Per me era naturale che, a forza di ascoltare la musica di Steve Vai, mi venisse voglia di suonarla. Con la mia chitarra del '94, che si prestava molto bene a quel tipo di musica, il passo fu ancora più breve. Le cose che ascoltavo sui dischi dello “zio Steve” mi erano sembrate subito inarrivabili e lo erano. Era frustrante, in un certo senso. Mi chiudevo nel garage della mia casa di Reggio Emilia, dove mi ero trasferito...cioè nella casa, non nel garage...e alla fine suonavo, suonavo, suonavo davanti al mio computer, dove la musica veniva artificiosamente rallentata per cercare di renderla più facilmente suonabile per me. Mi ricordo che mi sedevo alla scrivania spesso alle due del pomeriggio, magari in estate, nei giorni liberi, suonavo e, quando guardavo fuori dalla finestra, mi rendevo conto che era arrivato il buio, era buio pesto e stavo suonando lì da solo al buio da ore. Proprio come mi capitava quando vivevo coi miei nelle montagne. Suonare mi faceva perdere la cognizione del tempo. Ecco quanto era importante per me.

Nonostante questo, nonostante questo impegno, la musica di Steve Vai restava irraggiungibile per le mie dita. Suonavo bene i Led Zeppelin e anche tante cose dei Pink Floyd, ero felicissimo di questo, ero al settimo cielo per le capacità che avevo appreso tutto sommato da solo, ma Steve Vai...niente da fare, era proprio di un altro livello e mi frustrava moltissimo non poterlo suonare.

A furia di viaggi in treno arrivarono persino i 30 anni, tra mille stress sul lavoro. Mi capitava già di non dormire e la causa allora era semplicemente l'ansia. Il pendolarismo era lungo e pesante e, in più, da qualche anno mi ero anche iscritto in palestra. Adoravo come il mio corpo reagisse agli allenamenti. Sul lavoro ero un punto di riferimento per l'assistenza informatica e anche questo mi rendeva tutto tronfio e sicuro di me; diciamolo pure, presuntuoso su alcune cose. Ero persino un po' dittatoriale e sicuramente i colleghi dell'epoca, se sono in ascolto, potranno darmi ragione. Quando ero convinto che una soluzione fosse la migliore, per esempio adottare un nuovo software in particolare ci mettevo tutto me stesso per implementarlo. E fin qui niente di male, ma, se era il caso e potevo farlo, imponevo le mie scelte. In fondo io ero l'esperto lì, i colleghi avrebbero dovuto imparare. Intendiamoci, trovare soluzioni ai problemi e implementarle è uno dei compiti degli informatici e sì, spesso siamo noi quelli che decidono che cosa implementare e come. Comunque, abbiamo una pesante voce in capitolo nel processo, ma io ci mettevo un po' troppo zelo, spesso mi rendevo antipatico e oggi non ho alcun dubbio su questo, ma allora mi veniva spontaneo a credermi un po' migliore degli altri. D'altra parte, non solo sapevo fare un sacco di cose, ma suonavo sempre meglio, sapevo suonare il basso, la batteria, tante cose. Quanti potevano dire di saperlo fare?

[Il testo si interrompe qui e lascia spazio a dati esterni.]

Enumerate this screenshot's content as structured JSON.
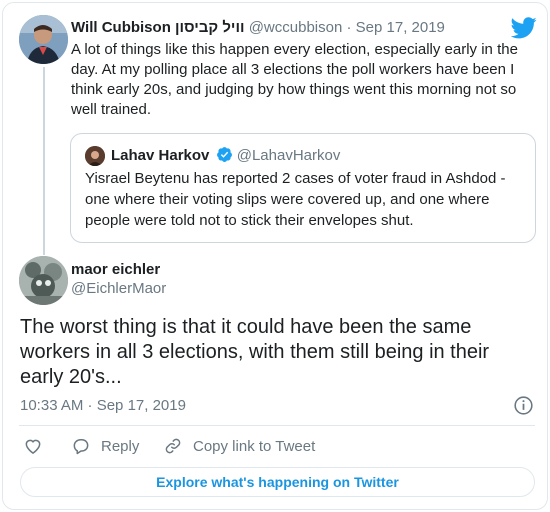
{
  "parent_tweet": {
    "display_name": "Will Cubbison וויל קביסון",
    "handle": "@wccubbison",
    "separator": "·",
    "date": "Sep 17, 2019",
    "text": "A lot of things like this happen every election, especially early in the day. At my polling place all 3 elections the poll workers have been I think early 20s, and judging by how things went this morning not so well trained."
  },
  "quoted_tweet": {
    "display_name": "Lahav Harkov",
    "handle": "@LahavHarkov",
    "text": "Yisrael Beytenu has reported 2 cases of voter fraud in Ashdod - one where their voting slips were covered up, and one where people were told not to stick their envelopes shut."
  },
  "main_tweet": {
    "display_name": "maor eichler",
    "handle": "@EichlerMaor",
    "text": "The worst thing is that it could have been the same workers in all 3 elections, with them still being in their early 20's...",
    "timestamp": "10:33 AM · Sep 17, 2019"
  },
  "actions": {
    "reply_label": "Reply",
    "copy_label": "Copy link to Tweet"
  },
  "explore_label": "Explore what's happening on Twitter",
  "colors": {
    "twitter_blue": "#1da1f2",
    "link_blue": "#1b95e0",
    "muted_gray": "#697882",
    "border": "#e1e8ed"
  },
  "icons": [
    "twitter-bird-icon",
    "verified-badge-icon",
    "info-icon",
    "heart-icon",
    "reply-icon",
    "link-icon"
  ]
}
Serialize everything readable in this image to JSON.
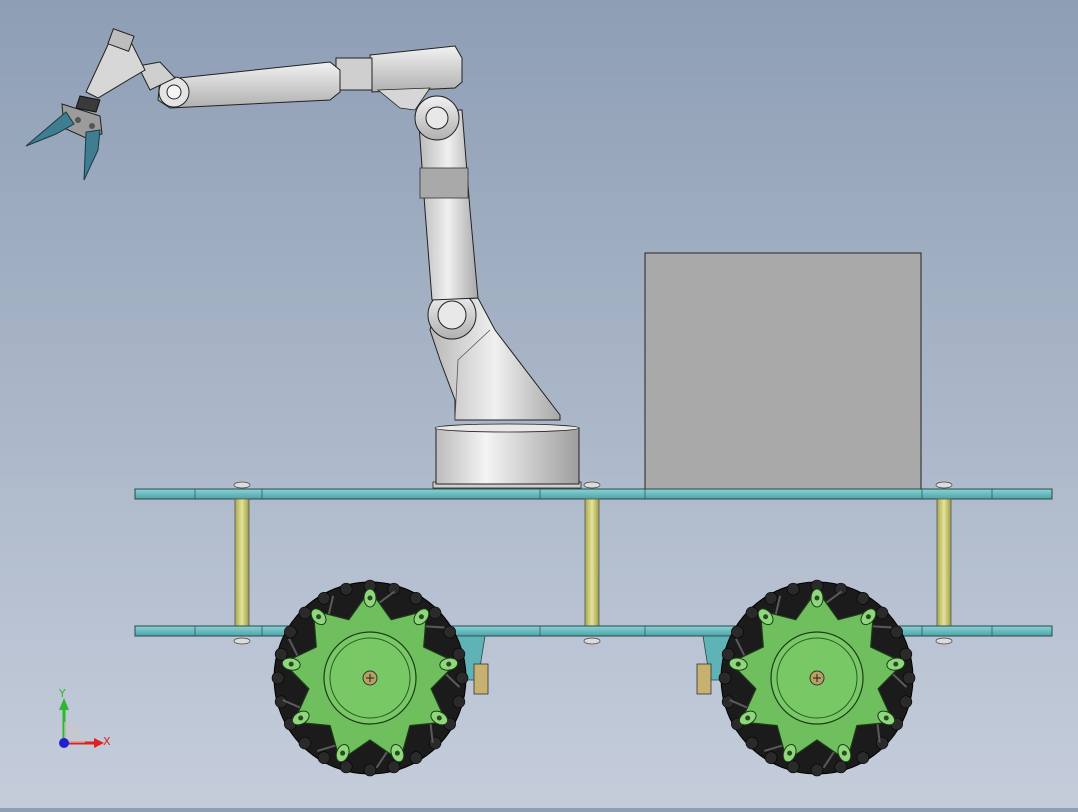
{
  "viewport": {
    "background_top": "#8e9eb5",
    "background_bottom": "#c5cddb"
  },
  "model": {
    "parts": {
      "arm": "robot-arm",
      "gripper": "gripper",
      "box": "control-box",
      "platforms": [
        "top-platform",
        "bottom-platform"
      ],
      "standoffs": 3,
      "wheels": [
        "left-mecanum-wheel",
        "right-mecanum-wheel"
      ]
    },
    "colors": {
      "arm": "#d9d9d9",
      "plate": "#6fc1c4",
      "standoff": "#cfcf7a",
      "hub": "#6fbf5e",
      "tire": "#1a1a1a",
      "box": "#a6a6a6"
    }
  },
  "triad": {
    "y_label": "Y",
    "x_label": "X",
    "y_color": "#2db82d",
    "x_color": "#e02020",
    "z_color": "#2020d0"
  }
}
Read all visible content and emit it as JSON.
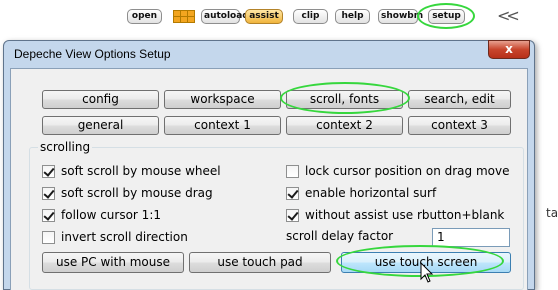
{
  "toolbar": {
    "buttons": [
      "open",
      "autoload",
      "assist",
      "clip",
      "help",
      "showbm",
      "setup"
    ],
    "grid_icon": "grid-icon",
    "back_icon": "double-chevron-left-icon"
  },
  "dialog": {
    "title": "Depeche View Options Setup",
    "close_label": "x",
    "tabs_row1": [
      "config",
      "workspace",
      "scroll, fonts",
      "search, edit"
    ],
    "tabs_row2": [
      "general",
      "context 1",
      "context 2",
      "context 3"
    ],
    "group_label": "scrolling",
    "options_left": [
      {
        "label": "soft scroll by mouse wheel",
        "checked": true
      },
      {
        "label": "soft scroll by mouse drag",
        "checked": true
      },
      {
        "label": "follow cursor 1:1",
        "checked": true
      },
      {
        "label": "invert scroll direction",
        "checked": false
      }
    ],
    "options_right": [
      {
        "label": "lock cursor position on drag move",
        "checked": false
      },
      {
        "label": "enable horizontal surf",
        "checked": true
      },
      {
        "label": "without assist use rbutton+blank",
        "checked": true
      }
    ],
    "delay_label": "scroll delay factor",
    "delay_value": "1",
    "presets": [
      "use PC with mouse",
      "use touch pad",
      "use touch screen"
    ]
  },
  "colors": {
    "highlight": "#36d73d",
    "window_frame": "#c4d7ec",
    "close_button": "#c8452c"
  },
  "background_fragment": "ta"
}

Arrivato, ai 30 anni, decisi di iscrivermi all'università, ingegneria informatica, niente meno. Certamente mi sarebbe stata utile, magari anche per trovare un nuovo lavoro più vicino a casa, magari anche più soddisfacente. Non avevo messo in conto, però, che studiare e lavorare a tempo pieno era pesantissimo. Conoscevo così bene la musica di Steve Vai ormai che in treno me la sparavo in cuffia insieme a Satriani, a Guthrie Govan, un altro grande chitarrista contemporaneo, e a tutti gli altri. Mi faceva l'effetto dei Deep Purple quando tornavo a casa dalle scuole superiori. Mi ci ritrovavo così bene che ormai mi rilassava, mi faceva venire voglia di dormire, ma mi imponevo di stare sveglio e, isolandomi dalla confusione del treno, sceglievo io una confusione che conoscevo e che mi consentiva di studiare per l'università. Le serate e i fine settimana liberi erano interamente dedicati allo studio, ma ogni minuto che avevo libero lo passavo sulla chitarra.

All'improvviso, senza che ci fosse nessun segnale ad avvisarmi, accadde qualcosa di veramente terribile per me. Le mie dita iniziarono ad aprirsi, la pelle delle mani perdeva elasticità, i polpastrelli diventavano duri e si spaccavano come se un coltello li avesse tagliati e, per un chitarrista, i polpastrelli sono tutto. Queste lesioni di cui ti sto raccontando sanguinavano, si infettavano e non guarivano più. Suonare stava diventando impossibile. Toccando le corde sottilissime della chitarra elettrica, spesso queste si incastravano nei tagli sui polpastrelli e li aprivano ancora di più. Non sapevo veramente cosa fare. Suonare con i cerotti era impossibile. Un chitarrista è un tutt'uno con le corde, deve poterle sentire, deve tirarle, deve maltrattarle o accarezzarle sapendo dosare bene la forza per tutti i sentimenti diversi che vuole esprimere attraverso lo strumento. Tentai di tutto, dai cerotti spray ai guanti, a creme varie per fare guarire le dita più in fretta, ma niente, nessun risultato apprezzabile.

In quello stesso periodo, una specie di grande macchia violacea che avevo sulla tibia e che mi prudeva già da qualche anno, prese ad allargarsi fino a ricoprire tutta la tibia e una parte del polpaccio, dal ginocchio alla caviglia. Altre due macchie dello stesso colore comparvero al centro dei palmi delle mani. Anche queste, come le dita, come la tibia, si spaccavano e sanguinavano. Immagina la mia gioia nel girare su e giù per i treni con ferite aperte!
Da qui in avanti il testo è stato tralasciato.